In any other political context, this would be an election manifesto, but in the "democratic" European Union we do things differently. First we appoint (actually, the governments appoint) the commission and then, afterwards, it issues its manifesto. Only in the EU, it is called the "work programme".
And so it has come to pass that Barroso has issued his "non-election manifesto", which the Financial Times has diplomatically called "pragmatic". For that read lacking any "big ideas", for which we can at least be thankful – except that this is a pre-constitution ratification programme, so the commission has decided to lie doggo in case it frightens the horses
Inevitably, Barroso could not resist using the word "reform" – something Prodi was rather found of, all those years ago, but the "mission statement" (yes, mission statement) is putting the emphasis on stronger growth and job creation.
Somebody should tell Barroso that governments, and still less the EU commission, do not create jobs – these only get made when governments but out and let people get on with it.
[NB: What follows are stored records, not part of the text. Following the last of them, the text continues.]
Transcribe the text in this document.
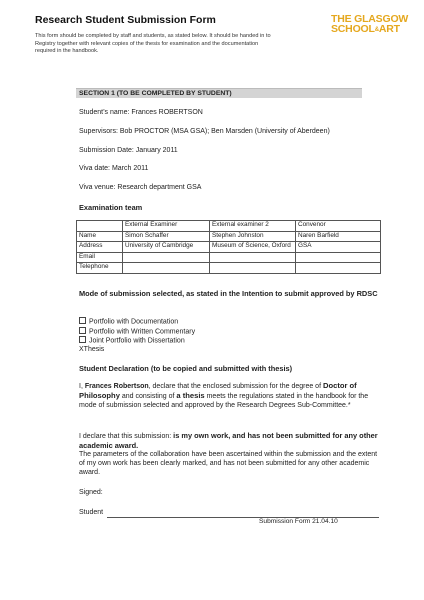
Research Student Submission Form
This form should be completed by staff and students, as stated below. It should be handed in to Registry together with relevant copies of the thesis for examination and the documentation required in the handbook.
THE GLASGOW
SCHOOL&ART
SECTION 1 (TO BE COMPLETED BY STUDENT)
Student’s name: Frances ROBERTSON
Supervisors: Bob PROCTOR (MSA GSA); Ben Marsden (University of Aberdeen)
Submission Date: January 2011
Viva date: March 2011
Viva venue: Research department GSA
Examination team
	External Examiner	External examiner 2	Convenor
Name	Simon Schaffer	Stephen Johnston	Naren Barfield
Address	University of Cambridge	Museum of Science, Oxford	GSA
Email			
Telephone			
Mode of submission selected, as stated in the Intention to submit approved by RDSC
Portfolio with Documentation
Portfolio with Written Commentary
Joint Portfolio with Dissertation
XThesis
Student Declaration (to be copied and submitted with thesis)
I, Frances Robertson, declare that the enclosed submission for the degree of Doctor of Philosophy and consisting of a thesis meets the regulations stated in the handbook for the mode of submission selected and approved by the Research Degrees Sub-Committee.*
I declare that this submission: is my own work, and has not been submitted for any other academic award.
The parameters of the collaboration have been ascertained within the submission and the extent of my own work has been clearly marked, and has not been submitted for any other academic award.
Signed:
Student
Submission Form 21.04.10
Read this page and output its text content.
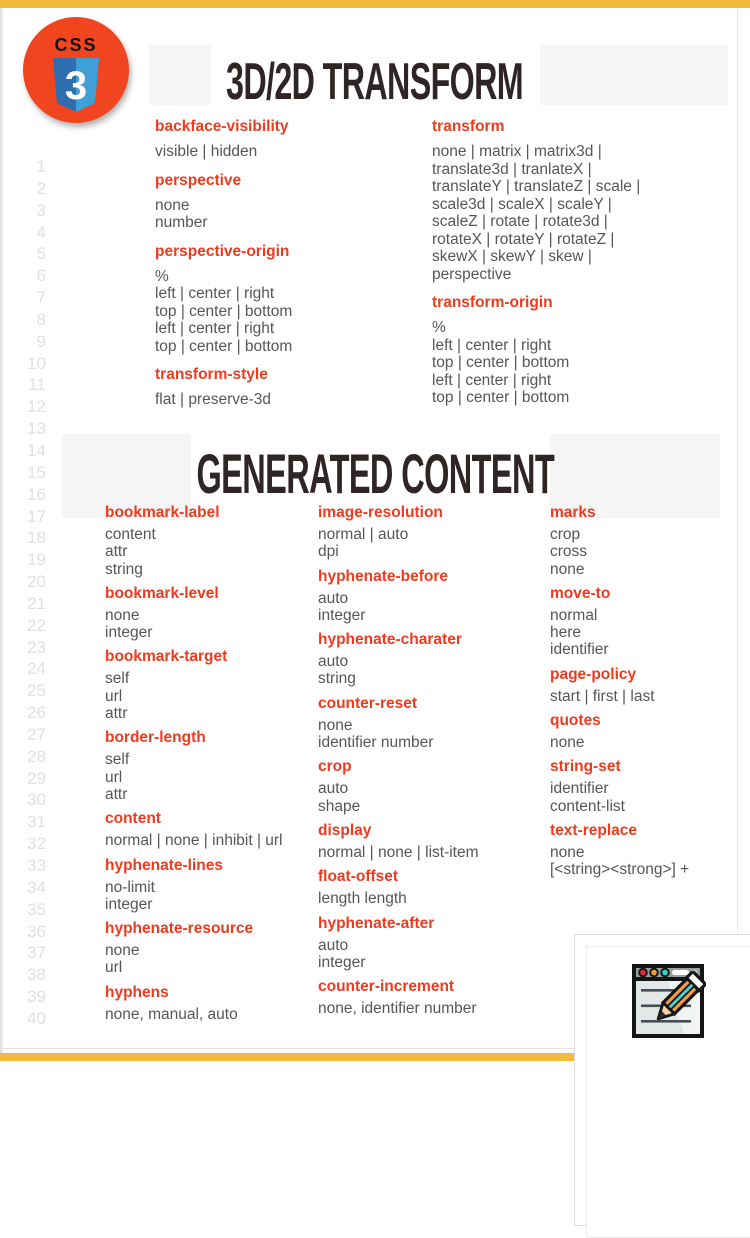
CSS
3	3D/2D TRANSFORM
GENERATED CONTENT
1
2
3
4
5
6
7
8
9
10
11
12
13
14
15
16
17
18
19
20
21
22
23
24
25
26
27
28
29
30
31
32
33
34
35
36
37
38
39
40
backface-visibility
visible | hidden
perspective
none
number
perspective-origin
%
left | center | right
top | center | bottom
left | center | right
top | center | bottom
transform-style
flat | preserve-3d
transform
none | matrix | matrix3d |
translate3d | tranlateX |
translateY | translateZ | scale |
scale3d | scaleX | scaleY |
scaleZ | rotate | rotate3d |
rotateX | rotateY | rotateZ |
skewX | skewY | skew |
perspective
transform-origin
%
left | center | right
top | center | bottom
left | center | right
top | center | bottom
bookmark-label
content
attr
string
bookmark-level
none
integer
bookmark-target
self
url
attr
border-length
self
url
attr
content
normal | none | inhibit | url
hyphenate-lines
no-limit
integer
hyphenate-resource
none
url
hyphens
none, manual, auto
image-resolution
normal | auto
dpi
hyphenate-before
auto
integer
hyphenate-charater
auto
string
counter-reset
none
identifier number
crop
auto
shape
display
normal | none | list-item
float-offset
length length
hyphenate-after
auto
integer
counter-increment
none, identifier number
marks
crop
cross
none
move-to
normal
here
identifier
page-policy
start | first | last
quotes
none
string-set
identifier
content-list
text-replace
none
[<string><strong>] +
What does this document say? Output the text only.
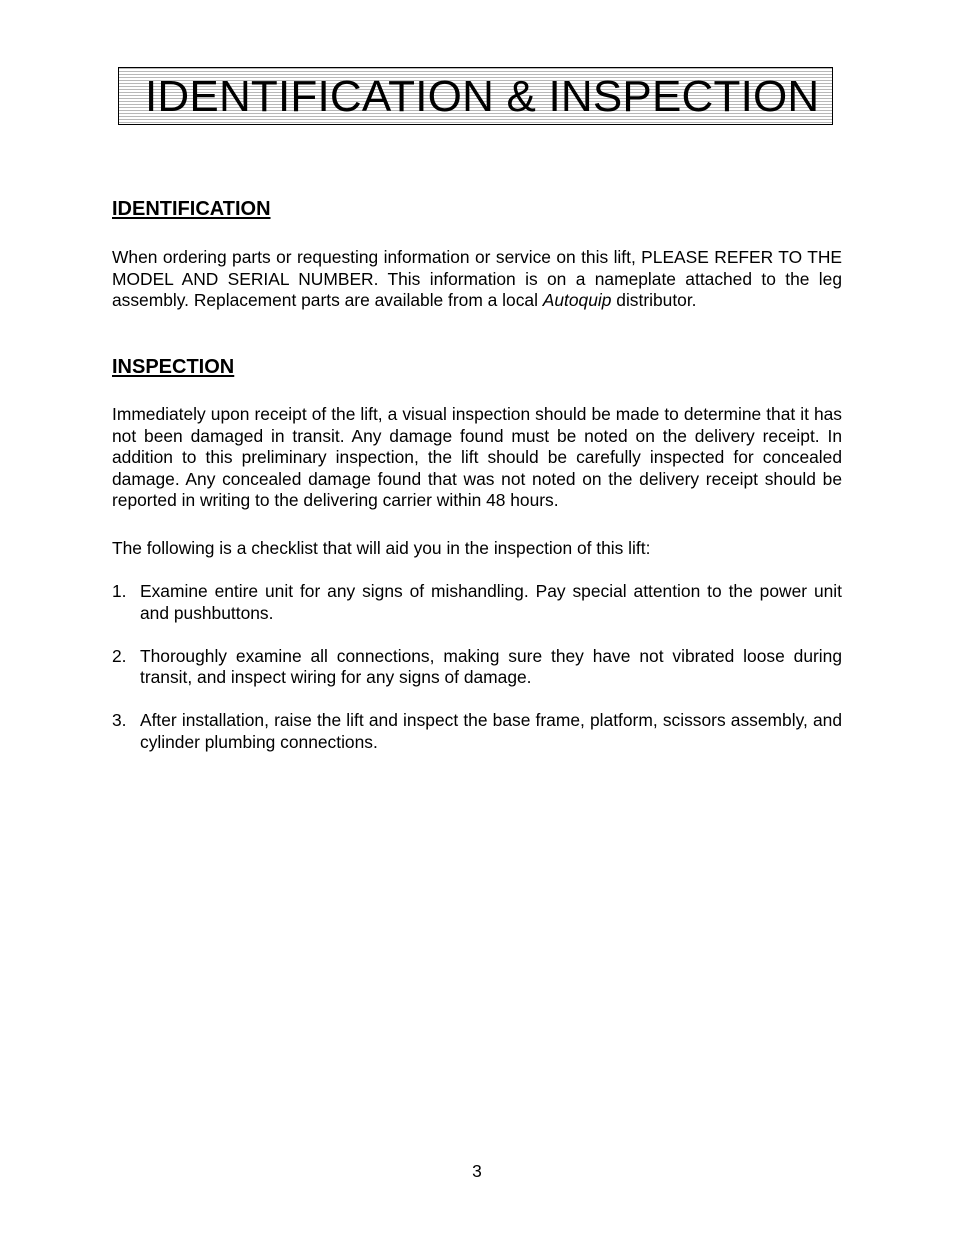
IDENTIFICATION & INSPECTION
IDENTIFICATION

When ordering parts or requesting information or service on this lift, PLEASE REFER TO THE MODEL AND SERIAL NUMBER. This information is on a nameplate attached to the leg assembly. Replacement parts are available from a local Autoquip distributor.

INSPECTION

Immediately upon receipt of the lift, a visual inspection should be made to determine that it has not been damaged in transit. Any damage found must be noted on the delivery receipt. In addition to this preliminary inspection, the lift should be carefully inspected for concealed damage. Any concealed damage found that was not noted on the delivery receipt should be reported in writing to the delivering carrier within 48 hours.

The following is a checklist that will aid you in the inspection of this lift:

1. Examine entire unit for any signs of mishandling. Pay special attention to the power unit and pushbuttons.
2. Thoroughly examine all connections, making sure they have not vibrated loose during transit, and inspect wiring for any signs of damage.
3. After installation, raise the lift and inspect the base frame, platform, scissors assembly, and cylinder plumbing connections.
3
But then that would be a waste of time. Barroso is a socialist, after all – even if he is a "centre-right" one.
Anyhow, in place of the "dreamy European visions" of Romano Prodi, we are told, Barroso makes "a blunt admission" that "feelings of indifference to the European idea are widespread". So glad he has noticed.
So what are we going to get? Well, our man at the commission is thinks the citizens are waiting for the EU to "release Europe's enormous untapped potential". His priority, therefore, is to bring to fruition the grand projects that have been launched.
That's what he says in his document: Europe 2010: a Partnership for European Renewal, which does not seem to have been released yet, so we have to make do with his press statement.
There we find that José Manuel Barroso's aim is "to deliver Prosperity, Solidarity and Security for all Europeans." Note the capitals, incidentally – all from the original.
For the first time, says José Manuel, the EU commission proposes a joint programme of strategic objectives in partnership with the EU parliament and council. The commission, he says, believes it is important that the European institutions "share the ownership of their priorities" and work together to achieve the Union's key objectives from the outset.
I wish I could stop sniggering when I read this guff, but the urge becomes overwhelming when you read on and learn that the commission had adopted a work programme for 2005 "which includes a first series of concrete initiatives to turn the Strategic Objectives into action." (Note caps again).
It is so hard to stop thinking about the maffiosa when they start talking about "concrete initiatives". One imagines all sorts of nefarious deeds.
So chaps (and chapesses), we’re going to have a "business friendly environment" by ensuring that companies can operate "with a stable macro-economic framework inside a genuinely Europe-wide regime."
The "top priority" is the restoration of sustainable dynamic growth and jobs in Europe in accordance with the Lisbon strategy; and – for afters – we get to "sustain and reinforce Europe's commitment to solidarity and social justice, to strengthen the cohesion of the enlarged Union and environmental protection."
Who writes this stuff – can they really be serious, or is this an elaborate send-up? Unfortunately, the hacks seem to take it seriously and some of this is going to be translated into action, so I suppose we have to as well.
But more to the point, José Manuel is going hard after an increased budget, warning countries such as Germany and Britain that want tight curbs on the next budget: "One cannot have more Europe for less money," he says. No indeed, one cannot.
Even then, he comes in for criticism from Poul Nyrup Rasmussen, president of the Party of European Socialists – the left of centre type. "The Barroso Commission's five-year work programme amounts to little more than a thinly disguised neo-Conservative agenda. This is not the European way," says Poul. One wonders what he means.
However, star of the show was an unnamed EU prime minister, reacting to the Barroso manifesto. "We know what has to be done - the only problem is that we don't know how to win elections after we've done it," he says. Well, at least that is one problem José Manuel Barroso doesn’t have.